Poderia começar escrevendo algo sobre pássaros ou políticos estranhos. Poderia facilitar a vida das pessoas e começar uma autobiografia intitulada: eu mesmo. Serviria caviar aos porcos e lavagem aos elegantes reis e rainhas britânicos. Suspenderia o retorno ao trabalho em cinco dias, distribuir falsas notas de cem contos para os fascistas ou democratas.
Pequenas rotas de comodismo. Mesma história, mesma hora. Banho, leite gelado, fruta, alguma fumaça que sai das ventosas entranhas humanas. Estranho seria se ficasse lá quieto. Talvez minha avó estivesse aqui ainda para me repreender e dizer o quanto era importante uma pessoa trabalhar e ser digno de seu próprio suor. Saberes antigos, abençoada seja minha avó onde ela estiver.
E no mesmo instante penso que a vida pode ser boa agora. Respeito. Tenho que zelar os ensinamentos que herdei da minha grande mentora. Meus passos, às vezes saem dispersos pelas ruas íngremes e esburacadas da minha cidade. Penso em como eu poderia contar tudo que ando apreendendo. Desviante, continuo desviando os olhares de pessoas estranhas. Meu mundo distante da dita sociedade correta, pessoas fedem o suor delas de cada dia e se escondem em produtos para esconder suas fraquezas, desodorante, perfume, pasta de dente, xampu, creme pós barba. “Penteie esse cabelo menino” diziam os mais velhos, “erga essa calça, isso é um perigo, você pode ir até preso” ela exclamava e eu saia bravo enquanto me espiava pela fresta da cortina na janela.

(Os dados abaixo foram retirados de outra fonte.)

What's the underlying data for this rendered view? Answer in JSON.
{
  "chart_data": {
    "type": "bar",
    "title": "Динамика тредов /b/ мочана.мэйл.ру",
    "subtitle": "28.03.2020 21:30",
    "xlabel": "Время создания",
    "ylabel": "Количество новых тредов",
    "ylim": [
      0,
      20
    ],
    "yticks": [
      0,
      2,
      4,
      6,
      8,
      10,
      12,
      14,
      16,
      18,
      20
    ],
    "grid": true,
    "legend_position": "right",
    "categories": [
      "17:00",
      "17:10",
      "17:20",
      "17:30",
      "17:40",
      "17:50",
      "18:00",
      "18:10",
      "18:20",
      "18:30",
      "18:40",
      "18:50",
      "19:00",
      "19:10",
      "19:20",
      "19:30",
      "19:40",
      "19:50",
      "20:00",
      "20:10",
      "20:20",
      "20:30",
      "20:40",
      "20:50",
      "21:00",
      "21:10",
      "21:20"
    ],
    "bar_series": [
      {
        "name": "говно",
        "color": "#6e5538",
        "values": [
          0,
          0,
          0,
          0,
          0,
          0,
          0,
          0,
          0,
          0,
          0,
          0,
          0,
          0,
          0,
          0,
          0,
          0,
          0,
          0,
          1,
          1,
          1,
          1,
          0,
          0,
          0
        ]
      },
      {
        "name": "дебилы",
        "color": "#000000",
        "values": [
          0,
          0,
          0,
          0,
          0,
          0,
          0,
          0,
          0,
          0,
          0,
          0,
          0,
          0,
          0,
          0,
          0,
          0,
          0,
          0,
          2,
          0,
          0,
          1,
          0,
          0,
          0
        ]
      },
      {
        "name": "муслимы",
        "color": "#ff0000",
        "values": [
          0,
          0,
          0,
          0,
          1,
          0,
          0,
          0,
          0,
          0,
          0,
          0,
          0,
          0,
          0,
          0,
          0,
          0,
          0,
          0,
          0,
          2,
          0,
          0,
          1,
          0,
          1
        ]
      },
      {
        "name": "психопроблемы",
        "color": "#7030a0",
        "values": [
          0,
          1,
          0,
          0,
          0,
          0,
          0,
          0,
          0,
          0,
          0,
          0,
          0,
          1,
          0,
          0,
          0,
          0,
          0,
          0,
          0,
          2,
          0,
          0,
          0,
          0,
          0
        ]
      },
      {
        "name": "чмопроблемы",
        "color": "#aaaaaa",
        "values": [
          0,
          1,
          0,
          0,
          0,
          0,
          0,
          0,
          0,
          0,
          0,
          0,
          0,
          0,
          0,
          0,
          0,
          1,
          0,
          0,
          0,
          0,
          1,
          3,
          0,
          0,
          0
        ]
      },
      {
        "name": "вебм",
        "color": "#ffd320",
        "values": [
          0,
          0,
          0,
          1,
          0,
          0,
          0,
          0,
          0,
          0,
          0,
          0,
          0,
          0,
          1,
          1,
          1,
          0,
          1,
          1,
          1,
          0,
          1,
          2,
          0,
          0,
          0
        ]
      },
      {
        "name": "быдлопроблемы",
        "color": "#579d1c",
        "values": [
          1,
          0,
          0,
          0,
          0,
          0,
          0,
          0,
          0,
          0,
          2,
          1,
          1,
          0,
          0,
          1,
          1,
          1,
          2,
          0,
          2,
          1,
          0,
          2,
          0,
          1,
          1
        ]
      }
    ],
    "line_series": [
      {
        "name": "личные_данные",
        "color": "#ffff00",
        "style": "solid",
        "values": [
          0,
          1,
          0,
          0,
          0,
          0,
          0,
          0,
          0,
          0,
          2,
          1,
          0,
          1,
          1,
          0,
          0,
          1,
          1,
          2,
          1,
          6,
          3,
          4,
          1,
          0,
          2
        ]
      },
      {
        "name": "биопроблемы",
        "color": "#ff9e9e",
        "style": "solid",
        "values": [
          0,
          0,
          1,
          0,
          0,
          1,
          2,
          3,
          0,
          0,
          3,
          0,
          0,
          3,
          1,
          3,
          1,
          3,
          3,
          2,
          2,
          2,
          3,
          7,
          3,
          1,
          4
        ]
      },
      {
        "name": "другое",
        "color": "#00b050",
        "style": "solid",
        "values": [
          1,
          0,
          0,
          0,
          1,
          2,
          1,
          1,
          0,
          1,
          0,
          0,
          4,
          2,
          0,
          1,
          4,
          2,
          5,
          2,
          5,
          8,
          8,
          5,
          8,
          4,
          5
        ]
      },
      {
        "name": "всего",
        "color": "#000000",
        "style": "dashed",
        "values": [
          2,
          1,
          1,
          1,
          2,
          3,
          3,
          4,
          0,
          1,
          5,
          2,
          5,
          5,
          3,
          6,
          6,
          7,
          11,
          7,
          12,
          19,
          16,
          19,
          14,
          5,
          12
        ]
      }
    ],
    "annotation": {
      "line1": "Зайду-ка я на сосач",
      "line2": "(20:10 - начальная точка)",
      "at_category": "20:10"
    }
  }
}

Meus amigos devem estar em algum bar nesse mundo que pouco conheço, bêbados, discutindo civilizações perdidas do inicio dos tempos. Japoneses, Maias, europeus do leste, vodka, prostituição e guerra. Despentearei meus cabelos castanhos, em voltas de motocicleta por entre montanhas geladas de algum país distante.
“Passe mais uma fatia de pão”, algum governador fedorento disse após acabar de lamber os últimos vestígios do molho ao sugo do Chef italiano. Escargots andando para lá e para cá encima da mesa de jantar de um diplomata tupiniquim, que enquanto comia, caçoava do francês com bigode que tentava abrir um coco verde com uma banana nanica. Imperfeições.
Enquanto meu avião não chega, encosto meu corpo em uma pilastra de mármore grego. Enquanto meu avião não chegar vou ter que ler diversas versões de um mesmo golpe comunista. Licitações, indicações, moções, tudo isso em uma sessão ordinária. Cinco horas ordinárias. Distração, acabo de congelar meus professores que não me ensinam muita coisa que já não saiba. Meus pés, sem querer, acertaram o botão esquerdo da máquina. Em um futuro distante talvez eles sirvam para alguma coisa. Façam-me sorrir ao menos uma única vez. Seus escargots acabaram de escalar as paredes do palácio. Traga-me mais dois litros de absinto, quero ver a fada verde, só assim poderei descansar meus pensamentos bardos em uma poça de embriaguês profunda.